Meindert Peters (Oxford), “Dancing Modernist Literature”
Please join us for CuSPP Seminar in person (ADH Conference room) and online on Wednesday, 31 July from 5-6pm. Please refer to the CuSPP email or email Wesley.Lim@anu.edu.au for the link.
Dance adaptations of modernist works by authors such as Rainer Maria Rilke, Thomas Mann, and Virginia Woolf have been thriving in the last twenty years. Why? Modernist literature’s exploration of the mind and its experiments with language seem at odds with the non-verbal medium of dance and its emphasis on the body and movement. By turning to this untold history of dance adaptations, Meindert Peters’s current research project ‘Dancing Modernist Literature’ generates a new understanding of the reception and continuing relevance of modernist literature in the twenty-first century.
These dance adaptations have uniquely foregrounded the moving body in quintessential modernist concerns, for example over identity. When Franz Kafka’s Gregor Samsa turns into a vermin overnight, for example, Arthur Pita’s 2011 ballet adaptation of The Metamorphosis emphasizes how he tumbles and falls, tests his physical abilities, and reaches new heights. Samsa’s alterity is not merely psychological but also bound up with corporeal pleasure and pain. My research centres around this corporeality, examining the twofold role bodily movement plays in modernist literature’s enduring legacy and appeal. The dance adaptations I explore reveal that the figure in motion and flux is an important subject of these literary texts, complicating modernist concerns over more intangible issues such as identity and language. And they show how the dancing body can be a powerful medium for rearticulating modernist narratives.
In this research talk, Peters discusses some of this work, including his practical work with choreographers.
Meindert Peters is Leverhulme Early-Career Fellow in German and Performance and Junior Research Fellow at New College, both at Oxford.
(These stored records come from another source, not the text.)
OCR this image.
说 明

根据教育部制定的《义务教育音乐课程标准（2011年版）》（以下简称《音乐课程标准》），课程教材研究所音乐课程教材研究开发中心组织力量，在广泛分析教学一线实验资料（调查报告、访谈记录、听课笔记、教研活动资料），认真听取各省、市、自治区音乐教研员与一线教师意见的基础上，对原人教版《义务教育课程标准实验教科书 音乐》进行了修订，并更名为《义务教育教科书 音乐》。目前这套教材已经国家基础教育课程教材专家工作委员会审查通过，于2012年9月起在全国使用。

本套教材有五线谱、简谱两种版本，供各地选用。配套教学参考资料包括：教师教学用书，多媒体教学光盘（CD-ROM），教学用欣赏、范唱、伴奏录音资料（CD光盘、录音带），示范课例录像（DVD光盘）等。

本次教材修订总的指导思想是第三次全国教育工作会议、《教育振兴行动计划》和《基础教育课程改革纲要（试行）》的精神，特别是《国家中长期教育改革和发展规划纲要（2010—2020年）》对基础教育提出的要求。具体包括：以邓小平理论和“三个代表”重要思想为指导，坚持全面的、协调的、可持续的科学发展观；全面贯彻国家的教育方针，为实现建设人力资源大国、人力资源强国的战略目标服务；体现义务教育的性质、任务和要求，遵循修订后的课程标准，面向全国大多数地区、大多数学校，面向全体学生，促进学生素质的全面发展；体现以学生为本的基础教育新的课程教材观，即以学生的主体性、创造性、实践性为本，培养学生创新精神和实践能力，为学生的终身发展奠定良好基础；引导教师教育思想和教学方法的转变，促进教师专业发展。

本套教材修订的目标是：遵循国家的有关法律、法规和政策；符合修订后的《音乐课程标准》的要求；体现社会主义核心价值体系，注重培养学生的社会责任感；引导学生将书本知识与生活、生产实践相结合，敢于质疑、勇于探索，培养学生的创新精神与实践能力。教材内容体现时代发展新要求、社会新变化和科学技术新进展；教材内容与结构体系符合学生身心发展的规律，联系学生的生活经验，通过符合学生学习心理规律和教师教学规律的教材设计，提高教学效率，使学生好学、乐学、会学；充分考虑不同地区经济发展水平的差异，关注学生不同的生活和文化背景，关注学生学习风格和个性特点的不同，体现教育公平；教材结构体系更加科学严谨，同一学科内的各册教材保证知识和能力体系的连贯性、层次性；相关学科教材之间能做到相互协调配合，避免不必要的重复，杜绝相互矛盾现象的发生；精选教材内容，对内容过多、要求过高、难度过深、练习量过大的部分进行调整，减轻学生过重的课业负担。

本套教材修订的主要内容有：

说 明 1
His first book entitled Habituation in German Modernism (Camden House, 2024) explores early 20th-century imaginaries around habit and skill. His current book-length project Dancing Modernist Literature (under contract with Edinburgh University Press) looks at 21st-century dance performances of European modernist literature in theory and practice. He is editor of Brill’s Bodies and Abilities book series, co-curator of the Kafka: Making of an Icon exhibition in Oxford and New York, and a former professional (ballet) dancer, choreographer, and teacher.